Ella, como lo mas natural del mundo me explica. Hay un cierto, ligero tono de fastidio en su voz. Supone que yo debería saberlo. Ella sabe lo que hago. Me ha conocido por décadas.

-La caja se rompe para evitar que se la roben porque hay quienes se dedican a eso y uno no quiere que lo hagan con sus muertos.

Mientras digiero el razonamiento, cada martillazo rompe un pedazo de mi. Veo a mi tia Lidia con la expresión apacible que tenía al fallecer y me convenzo que no hay razonamiento científico que la libre a ella de escuchar horrorizada esos martillazos y que no hay razonamiento ni explicación capaz de mitigar mi indignación.

-Mierda- exclamé incontenible. –Donde hemos llegado. ¿cómo es posible?

Robamos las tapas del alcantarillado, las defensas laterales de las carreteras, los separadores de vías, los reductores de velocidad, los alambres telefónicos y eléctricos.

-Mierda- exclamo de nuevo y a esto todavía lo llamamos país y todavía me dicen que debemos defender la dominicanidad.
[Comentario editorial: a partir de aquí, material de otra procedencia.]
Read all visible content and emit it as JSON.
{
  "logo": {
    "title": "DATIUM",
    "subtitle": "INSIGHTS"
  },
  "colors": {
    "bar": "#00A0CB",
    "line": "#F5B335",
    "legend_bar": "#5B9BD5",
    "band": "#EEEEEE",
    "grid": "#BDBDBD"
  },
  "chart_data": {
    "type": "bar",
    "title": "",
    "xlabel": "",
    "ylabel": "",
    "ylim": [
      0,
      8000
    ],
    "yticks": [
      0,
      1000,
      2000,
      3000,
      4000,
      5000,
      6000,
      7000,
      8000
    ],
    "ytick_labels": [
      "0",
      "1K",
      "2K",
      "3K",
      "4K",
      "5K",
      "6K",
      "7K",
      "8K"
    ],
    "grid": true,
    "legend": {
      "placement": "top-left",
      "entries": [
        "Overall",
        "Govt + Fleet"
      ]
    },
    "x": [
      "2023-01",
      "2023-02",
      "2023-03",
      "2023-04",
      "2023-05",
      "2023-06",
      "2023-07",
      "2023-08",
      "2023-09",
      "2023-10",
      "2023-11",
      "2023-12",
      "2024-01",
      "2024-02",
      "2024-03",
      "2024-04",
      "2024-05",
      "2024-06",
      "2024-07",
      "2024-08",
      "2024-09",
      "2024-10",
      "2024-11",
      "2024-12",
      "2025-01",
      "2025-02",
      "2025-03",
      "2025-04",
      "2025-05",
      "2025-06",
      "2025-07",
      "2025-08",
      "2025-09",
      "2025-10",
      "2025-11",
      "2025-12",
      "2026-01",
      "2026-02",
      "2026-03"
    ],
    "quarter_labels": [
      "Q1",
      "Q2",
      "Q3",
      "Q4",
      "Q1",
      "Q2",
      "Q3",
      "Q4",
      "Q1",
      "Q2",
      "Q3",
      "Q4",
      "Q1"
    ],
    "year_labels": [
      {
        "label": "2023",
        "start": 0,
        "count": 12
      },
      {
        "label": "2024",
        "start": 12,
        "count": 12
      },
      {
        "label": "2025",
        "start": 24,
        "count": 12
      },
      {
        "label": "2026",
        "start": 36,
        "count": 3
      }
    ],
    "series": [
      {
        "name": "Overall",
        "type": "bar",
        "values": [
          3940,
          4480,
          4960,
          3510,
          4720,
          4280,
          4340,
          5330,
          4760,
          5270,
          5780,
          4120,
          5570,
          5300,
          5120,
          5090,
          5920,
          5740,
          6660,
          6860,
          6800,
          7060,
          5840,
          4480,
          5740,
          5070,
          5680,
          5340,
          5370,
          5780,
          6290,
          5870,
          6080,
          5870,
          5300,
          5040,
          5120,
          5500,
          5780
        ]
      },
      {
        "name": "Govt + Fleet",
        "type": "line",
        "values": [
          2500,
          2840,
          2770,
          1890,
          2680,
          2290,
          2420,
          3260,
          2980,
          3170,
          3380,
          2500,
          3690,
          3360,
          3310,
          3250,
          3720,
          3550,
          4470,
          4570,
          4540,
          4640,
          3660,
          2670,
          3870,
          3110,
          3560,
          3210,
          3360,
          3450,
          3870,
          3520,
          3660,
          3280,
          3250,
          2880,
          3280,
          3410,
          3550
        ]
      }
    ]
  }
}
Y alguien me dice que en los cementerios eso está sucediendo hace tiempo, otra persona mejor conocedora me dice que se ha denunciado pero no necesariamente documentado. Igual o peor pienso yo. La desconfianza es tan grande, la inseguridad tan generalizada que basta con que la gente crea que sucede para que decida incurrir en una acción que de repente parece tan abominable como el robo mismo: romper el ataúd donde reposa su deudo.

Pero no. La idea de que a Tia Lidia pudieran haberle violado su recinto para robarse la caja es tan terrible que empujó a su hijo a consentir la ruptura. Así, fuera de este momento terrible de madera crujiente, el piensa, los demás piensan que tendrá paz. Nadie podía garantizarle la otra alternativa.

-Mierda, donde hemos llegado-

-Mierda, lo que nos falta-

-Mierda, como puedo dejar de luchar frente a tanta mierda.